One problem: Much of that food is unhealthy. And the cornucopia can undercut both company wellness programs and individual efforts at healthy eating. What good does it do to put bananas in the vending machines or carrots in your lunch bag when Susie in accounting brings brownies?
One recent study about this problem says there’s a term for that place in every office where food gets piled. They’re called “food altars,” according to four researchers at the University of California Davis.
Published in the June issue of the journal Food, Culture & Society, the study was by Carolyn Thomas, Jennifer Sedell, Charlotte Biltekoff and Sara Schaefer. They studied the eating habits of 25 university office workers to draw some conclusions that could apply to many workplaces.

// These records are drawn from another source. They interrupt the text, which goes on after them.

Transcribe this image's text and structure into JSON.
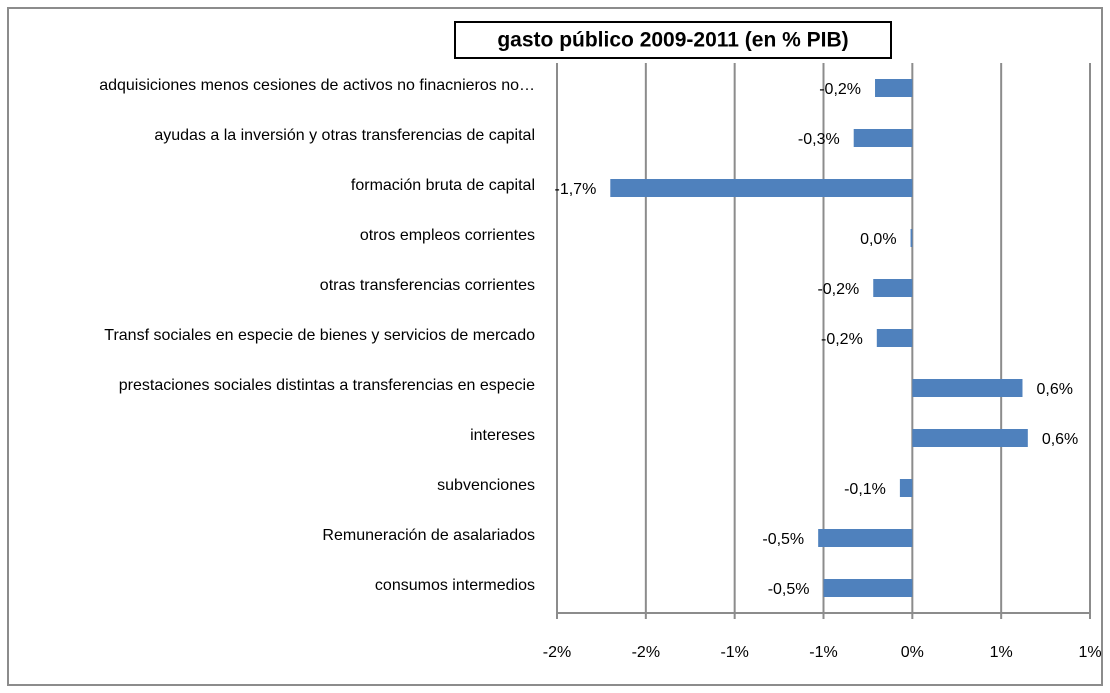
{
  "chart_data": {
    "type": "barh",
    "title": "gasto público 2009-2011 (en % PIB)",
    "categories": [
      "adquisiciones menos cesiones de activos no finacnieros no…",
      "ayudas a la inversión y otras transferencias de capital",
      "formación bruta de capital",
      "otros empleos corrientes",
      "otras transferencias corrientes",
      "Transf sociales en especie de bienes y servicios de mercado",
      "prestaciones sociales distintas a transferencias en especie",
      "intereses",
      "subvenciones",
      "Remuneración de asalariados",
      "consumos intermedios"
    ],
    "values": [
      -0.21,
      -0.33,
      -1.7,
      -0.01,
      -0.22,
      -0.2,
      0.62,
      0.65,
      -0.07,
      -0.53,
      -0.5
    ],
    "value_labels": [
      "-0,2%",
      "-0,3%",
      "-1,7%",
      "0,0%",
      "-0,2%",
      "-0,2%",
      "0,6%",
      "0,6%",
      "-0,1%",
      "-0,5%",
      "-0,5%"
    ],
    "color": "#4f81bd",
    "xlim": [
      -2,
      1
    ],
    "xticks": [
      {
        "value": -2,
        "label": "-2%"
      },
      {
        "value": -1.5,
        "label": "-2%"
      },
      {
        "value": -1,
        "label": "-1%"
      },
      {
        "value": -0.5,
        "label": "-1%"
      },
      {
        "value": 0,
        "label": "0%"
      },
      {
        "value": 0.5,
        "label": "1%"
      },
      {
        "value": 1,
        "label": "1%"
      }
    ],
    "grid": true
  }
}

They found that while health-conscious employees might have elaborate systems to control consumption, their efforts often were “sabotaged by food that simply materialized in the workplace.” Food altars, they wrote, are “responsible for the majority of unplanned and ‘unhealthful’ eating decisions in the workplace.”
The result: “A workplace-sanctioned system of food-choice challenges.”
Anyone who’s worked in an office will recognize the problem. Yet how can we control it? No one wants to be the Grinch who refuses to bring in bagels when it’s their turn. Or to be the boss who issues a memo declaring the office a carrot-cake-free zone.
The study authors don’t propose a solution. But at least they’ve identified a problem and given it a name. The rest, alas, is up to us.